Chávez disse que os fundos, destinados principalmente para lidar com uma grave carência habitacional na Venezuela, foram apenas uma primeira fração dos memorandos de entendimento.
Para dar suporte aos expansivos programas sociais da Venezuela, Chávez se voltou para a China, faminta por recursos naturais, para obter assistência em tudo, desde financiamento até habitação e máquinas. No ano passado, a Venezuela recebeu uma linha de crédito de US$ 20 bilhões do China Development Bank para o setor de habitação, que é parcialmente pago por embarques de petróleo ao gigante asiático.
Na terça-feira, Chávez assegurou que a China poderá contar com a Venezuela para suas necessidades energéticas. Ele disse que espera aumentar em três anos os embarques de petróleo à China de 400 mil barris por dia para um milhão de barris diários. A Venezuela, um dos maiores produtores de petróleo do mundo pode ter dificuldade para cumprir a meta, tendo sido assolado nos últimos anos pelo declínio da produção e aumento da dívida.
A produção venezuelana de petróleo em 2010 totalizou 2,78 milhões de barris por dia, de acordo o Ministério de Petróleo, abaixo dos cerca de 3 milhões de barris por dia que as autoridades tinha anunciado durante grande parte do ano.
Antes do fechamento dos mais recentes acordos, o Citic Group já tinha acertado com o governo venezuelano a construção de 40 mil unidades habitacionais nos próximos dois anos no país, que está enfrentando uma escassez de moradias de longa data.
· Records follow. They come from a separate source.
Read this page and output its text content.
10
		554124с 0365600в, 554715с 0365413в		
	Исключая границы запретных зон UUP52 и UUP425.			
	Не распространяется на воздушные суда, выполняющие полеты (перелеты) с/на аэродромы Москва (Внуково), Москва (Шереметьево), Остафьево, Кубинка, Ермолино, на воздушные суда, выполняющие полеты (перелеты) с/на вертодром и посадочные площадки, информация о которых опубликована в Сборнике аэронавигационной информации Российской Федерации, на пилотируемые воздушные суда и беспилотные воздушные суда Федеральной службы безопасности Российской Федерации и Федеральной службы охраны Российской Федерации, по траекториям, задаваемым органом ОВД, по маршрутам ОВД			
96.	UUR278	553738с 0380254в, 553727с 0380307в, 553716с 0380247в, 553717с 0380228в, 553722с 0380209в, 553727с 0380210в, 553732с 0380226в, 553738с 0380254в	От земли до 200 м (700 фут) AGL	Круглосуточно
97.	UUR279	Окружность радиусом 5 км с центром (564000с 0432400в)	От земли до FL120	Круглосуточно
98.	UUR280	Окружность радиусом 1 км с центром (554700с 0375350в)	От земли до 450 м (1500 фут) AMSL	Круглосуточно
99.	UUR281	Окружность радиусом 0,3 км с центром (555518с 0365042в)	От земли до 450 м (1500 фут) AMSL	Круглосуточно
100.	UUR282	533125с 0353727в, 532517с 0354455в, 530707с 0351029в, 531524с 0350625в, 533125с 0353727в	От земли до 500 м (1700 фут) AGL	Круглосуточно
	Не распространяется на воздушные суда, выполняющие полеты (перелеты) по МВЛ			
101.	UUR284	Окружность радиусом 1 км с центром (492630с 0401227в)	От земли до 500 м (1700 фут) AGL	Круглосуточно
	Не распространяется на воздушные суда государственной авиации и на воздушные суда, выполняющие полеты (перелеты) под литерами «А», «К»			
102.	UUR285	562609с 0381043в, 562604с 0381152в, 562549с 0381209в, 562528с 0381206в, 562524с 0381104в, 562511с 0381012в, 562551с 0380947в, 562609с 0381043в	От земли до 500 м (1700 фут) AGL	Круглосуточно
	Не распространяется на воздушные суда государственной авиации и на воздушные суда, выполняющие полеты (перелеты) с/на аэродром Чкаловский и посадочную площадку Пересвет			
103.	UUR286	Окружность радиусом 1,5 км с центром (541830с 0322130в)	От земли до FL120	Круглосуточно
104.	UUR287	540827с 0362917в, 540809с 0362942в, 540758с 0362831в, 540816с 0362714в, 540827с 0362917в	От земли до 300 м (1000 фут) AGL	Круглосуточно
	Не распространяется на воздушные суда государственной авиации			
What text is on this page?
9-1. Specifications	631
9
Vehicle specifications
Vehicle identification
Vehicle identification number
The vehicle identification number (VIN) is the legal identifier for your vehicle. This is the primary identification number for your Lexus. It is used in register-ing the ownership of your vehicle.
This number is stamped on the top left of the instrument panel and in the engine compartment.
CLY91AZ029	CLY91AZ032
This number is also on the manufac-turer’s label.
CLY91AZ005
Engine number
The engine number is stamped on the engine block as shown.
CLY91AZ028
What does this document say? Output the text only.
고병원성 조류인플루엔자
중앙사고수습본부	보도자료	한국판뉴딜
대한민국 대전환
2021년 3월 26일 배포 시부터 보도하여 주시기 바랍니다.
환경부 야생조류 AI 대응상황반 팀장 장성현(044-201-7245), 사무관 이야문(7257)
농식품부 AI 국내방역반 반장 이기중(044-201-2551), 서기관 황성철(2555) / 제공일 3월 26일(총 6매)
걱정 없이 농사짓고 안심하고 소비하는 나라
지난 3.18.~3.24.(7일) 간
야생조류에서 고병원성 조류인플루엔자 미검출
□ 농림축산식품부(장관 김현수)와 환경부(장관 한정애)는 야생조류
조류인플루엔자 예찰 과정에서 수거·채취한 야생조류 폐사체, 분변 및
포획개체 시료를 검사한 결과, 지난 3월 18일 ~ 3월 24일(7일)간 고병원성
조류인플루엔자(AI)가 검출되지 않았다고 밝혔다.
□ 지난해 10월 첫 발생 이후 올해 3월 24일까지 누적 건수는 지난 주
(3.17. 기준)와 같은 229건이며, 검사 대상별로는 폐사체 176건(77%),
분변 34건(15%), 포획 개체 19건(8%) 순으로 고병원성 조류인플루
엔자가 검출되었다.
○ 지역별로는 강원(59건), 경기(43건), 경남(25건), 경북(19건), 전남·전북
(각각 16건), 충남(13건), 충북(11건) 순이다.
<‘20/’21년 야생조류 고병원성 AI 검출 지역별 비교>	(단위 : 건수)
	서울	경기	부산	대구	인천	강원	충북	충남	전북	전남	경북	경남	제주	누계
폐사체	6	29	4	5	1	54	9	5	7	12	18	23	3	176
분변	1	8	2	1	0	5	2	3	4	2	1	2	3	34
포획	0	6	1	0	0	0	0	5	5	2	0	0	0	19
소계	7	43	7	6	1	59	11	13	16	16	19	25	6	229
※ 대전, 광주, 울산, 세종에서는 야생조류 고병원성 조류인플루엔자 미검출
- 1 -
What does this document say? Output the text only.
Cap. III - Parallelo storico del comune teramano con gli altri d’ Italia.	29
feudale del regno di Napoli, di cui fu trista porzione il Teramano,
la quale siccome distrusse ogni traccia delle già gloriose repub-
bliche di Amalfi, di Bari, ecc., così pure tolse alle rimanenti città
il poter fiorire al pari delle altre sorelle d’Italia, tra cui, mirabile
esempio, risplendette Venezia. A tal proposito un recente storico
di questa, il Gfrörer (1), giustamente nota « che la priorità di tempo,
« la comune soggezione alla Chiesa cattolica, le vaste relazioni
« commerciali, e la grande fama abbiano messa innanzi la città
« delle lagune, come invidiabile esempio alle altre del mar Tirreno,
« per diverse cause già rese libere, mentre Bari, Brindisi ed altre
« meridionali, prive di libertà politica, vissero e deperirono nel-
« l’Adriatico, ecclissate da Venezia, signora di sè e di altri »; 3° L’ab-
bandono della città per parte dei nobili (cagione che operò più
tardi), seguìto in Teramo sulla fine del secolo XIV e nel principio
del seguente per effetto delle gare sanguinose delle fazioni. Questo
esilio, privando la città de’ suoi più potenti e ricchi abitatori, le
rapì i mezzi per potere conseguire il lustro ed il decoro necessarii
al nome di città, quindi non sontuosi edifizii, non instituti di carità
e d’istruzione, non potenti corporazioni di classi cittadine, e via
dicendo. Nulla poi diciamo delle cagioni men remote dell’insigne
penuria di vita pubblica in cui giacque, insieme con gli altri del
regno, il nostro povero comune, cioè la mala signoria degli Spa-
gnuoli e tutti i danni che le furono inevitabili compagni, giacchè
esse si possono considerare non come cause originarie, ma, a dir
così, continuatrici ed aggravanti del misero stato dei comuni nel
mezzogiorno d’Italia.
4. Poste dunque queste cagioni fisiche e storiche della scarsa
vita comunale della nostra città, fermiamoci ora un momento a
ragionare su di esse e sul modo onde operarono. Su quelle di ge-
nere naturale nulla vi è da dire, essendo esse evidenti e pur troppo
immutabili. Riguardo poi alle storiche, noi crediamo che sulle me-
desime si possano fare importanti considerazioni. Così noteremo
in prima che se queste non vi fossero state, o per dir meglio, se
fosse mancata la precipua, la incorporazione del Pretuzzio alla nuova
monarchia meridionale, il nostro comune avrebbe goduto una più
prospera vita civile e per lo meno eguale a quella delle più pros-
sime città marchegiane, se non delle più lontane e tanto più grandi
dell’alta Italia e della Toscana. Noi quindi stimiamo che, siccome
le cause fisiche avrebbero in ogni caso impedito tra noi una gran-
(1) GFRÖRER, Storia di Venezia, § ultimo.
No mês passado, o estatal Industrial & Commercial Bank of China anunciou que continuará a centrar foco na exploração de mercados emergentes na Ásia, América Latina e África, onde as taxas de crescimento são altas, de acordo com o jornal Financial News do banco central chinês.
“Nós temos de estudar a China”, declarou Chávez.
Nos últimos dias, o presidente venezuelano citou várias negociações em curso entre a Venezuela e a China, incluindo um acordo para construir uma nova fábrica de máquinas agrícolas no país sul-americano.
Falando durante seu programa semanal de televisão “Olá, Presidente”, Chávez disse que a Venezuela vai começar a importar máquinas, desde que a China forneça crédito para a compra de bens, mas acrescentou: “Pedi a eles para construir uma fábrica de máquinas aqui e eles estão dispostos”.
No início deste ano, o governo da Venezuela anunciou uma ambiciosa proposta para a habitação e iniciativas agrícolas, que inclui planos para a construção de 2 milhões de novas moradias para a população pobre do país até 2017. Na terça-feira, Chávez declarou que Citic Group iria desempenhar um papel fundamental na implementação do nobre objetivo. As informações são da Dow Jones.